Blood Products Information
This is information about transfusions of blood products. All blood that is to be transfused is tested for blood type, compatibility with the recipient, and for infections. Except in emergencies, giving a transfusion requires a written consent.
Blood transfusions are often given as packed red blood cells. This means the other parts of the blood have been taken out. Blood may be needed to treat severe anemia or bleeding. Other blood products include plasma, platelets, immune globulin, and cryoprecipitate. Blood for transfusion is mostly donated by volunteers. The blood donors are carefully screened for risk factors that could cause disease. Donors are all tested for infections that could be transmitted by blood.
The blood product supply today is the safest it has ever been. Some risks do remain.
A minor reaction with fever, chills, or rash happens in about 1% of blood product transfusions.
Life-threatening reactions occur in less than 1 in a million transfusions.

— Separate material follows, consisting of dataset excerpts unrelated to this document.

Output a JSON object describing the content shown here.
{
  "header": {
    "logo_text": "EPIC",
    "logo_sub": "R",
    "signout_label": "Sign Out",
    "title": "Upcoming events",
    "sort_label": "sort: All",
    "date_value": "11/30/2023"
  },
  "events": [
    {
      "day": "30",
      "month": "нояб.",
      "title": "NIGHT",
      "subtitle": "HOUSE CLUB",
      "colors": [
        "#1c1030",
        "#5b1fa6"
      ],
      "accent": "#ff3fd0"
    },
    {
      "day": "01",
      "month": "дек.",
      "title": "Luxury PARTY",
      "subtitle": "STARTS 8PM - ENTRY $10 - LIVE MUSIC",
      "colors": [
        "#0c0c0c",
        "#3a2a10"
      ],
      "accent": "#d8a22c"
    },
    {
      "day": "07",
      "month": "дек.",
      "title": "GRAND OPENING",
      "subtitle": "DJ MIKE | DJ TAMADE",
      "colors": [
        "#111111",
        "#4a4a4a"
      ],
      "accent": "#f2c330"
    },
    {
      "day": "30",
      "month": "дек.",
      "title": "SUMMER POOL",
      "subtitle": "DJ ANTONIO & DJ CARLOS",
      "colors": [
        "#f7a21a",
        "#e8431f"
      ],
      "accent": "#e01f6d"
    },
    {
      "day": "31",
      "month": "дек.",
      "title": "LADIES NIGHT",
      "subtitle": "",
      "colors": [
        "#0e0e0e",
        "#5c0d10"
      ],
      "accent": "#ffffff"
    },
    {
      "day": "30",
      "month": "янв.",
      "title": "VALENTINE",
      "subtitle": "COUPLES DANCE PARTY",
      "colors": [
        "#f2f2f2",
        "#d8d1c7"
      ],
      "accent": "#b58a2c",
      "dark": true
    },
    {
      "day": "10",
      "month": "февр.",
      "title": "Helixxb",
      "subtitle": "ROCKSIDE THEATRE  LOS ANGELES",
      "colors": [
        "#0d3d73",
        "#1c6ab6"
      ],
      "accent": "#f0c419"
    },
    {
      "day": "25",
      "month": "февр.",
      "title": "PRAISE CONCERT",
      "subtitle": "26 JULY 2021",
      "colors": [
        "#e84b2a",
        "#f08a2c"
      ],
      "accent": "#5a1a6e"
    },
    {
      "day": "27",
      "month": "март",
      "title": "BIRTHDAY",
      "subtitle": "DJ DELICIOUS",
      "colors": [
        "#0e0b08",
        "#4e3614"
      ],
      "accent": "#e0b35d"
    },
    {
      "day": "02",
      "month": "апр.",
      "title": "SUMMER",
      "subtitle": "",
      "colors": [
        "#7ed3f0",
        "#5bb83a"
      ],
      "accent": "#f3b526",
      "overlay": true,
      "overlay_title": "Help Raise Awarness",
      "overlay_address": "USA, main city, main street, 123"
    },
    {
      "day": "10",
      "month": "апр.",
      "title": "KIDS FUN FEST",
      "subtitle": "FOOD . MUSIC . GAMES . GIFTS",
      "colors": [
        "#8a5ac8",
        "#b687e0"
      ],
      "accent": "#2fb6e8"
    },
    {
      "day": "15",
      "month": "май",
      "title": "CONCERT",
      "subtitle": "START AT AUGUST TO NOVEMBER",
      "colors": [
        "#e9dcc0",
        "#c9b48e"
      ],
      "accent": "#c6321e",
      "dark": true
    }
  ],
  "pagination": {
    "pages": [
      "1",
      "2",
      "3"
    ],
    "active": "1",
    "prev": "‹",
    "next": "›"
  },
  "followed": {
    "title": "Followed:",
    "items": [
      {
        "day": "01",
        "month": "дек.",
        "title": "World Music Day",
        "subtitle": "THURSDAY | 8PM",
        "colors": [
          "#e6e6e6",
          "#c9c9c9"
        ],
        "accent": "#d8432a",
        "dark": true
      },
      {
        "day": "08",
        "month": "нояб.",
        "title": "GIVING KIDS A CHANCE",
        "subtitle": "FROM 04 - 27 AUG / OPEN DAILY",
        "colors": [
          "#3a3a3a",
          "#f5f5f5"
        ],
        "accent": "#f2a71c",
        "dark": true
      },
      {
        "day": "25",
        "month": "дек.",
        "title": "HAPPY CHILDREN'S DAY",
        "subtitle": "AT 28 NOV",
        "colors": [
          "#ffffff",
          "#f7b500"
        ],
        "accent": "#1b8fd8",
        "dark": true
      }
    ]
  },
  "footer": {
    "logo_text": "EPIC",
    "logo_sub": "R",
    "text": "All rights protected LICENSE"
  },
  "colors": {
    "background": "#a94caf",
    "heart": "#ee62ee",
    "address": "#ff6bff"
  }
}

Infection with germs (bacteria), viruses or parasites like malaria can still happen. The risk is very low.
Hepatitis B occurs in about 1 case in 150,000 transfusions.
Hepatitis C is seen once in 500,000.
HIV is transmitted less than once every million transfusions.
When you receive a transfusion of packed red blood cells, your blood is tested for blood group and Rh type. Your blood is also screened for antibodies that could cause a serious reaction. A cross-match test is done to make sure the blood is safe to give.
Talk with your caregiver if you have any concerns about receiving a transfusion of blood products. Make sure your questions are answered.
Transfusions are not given if your caregiver feels the risk is greater than the need.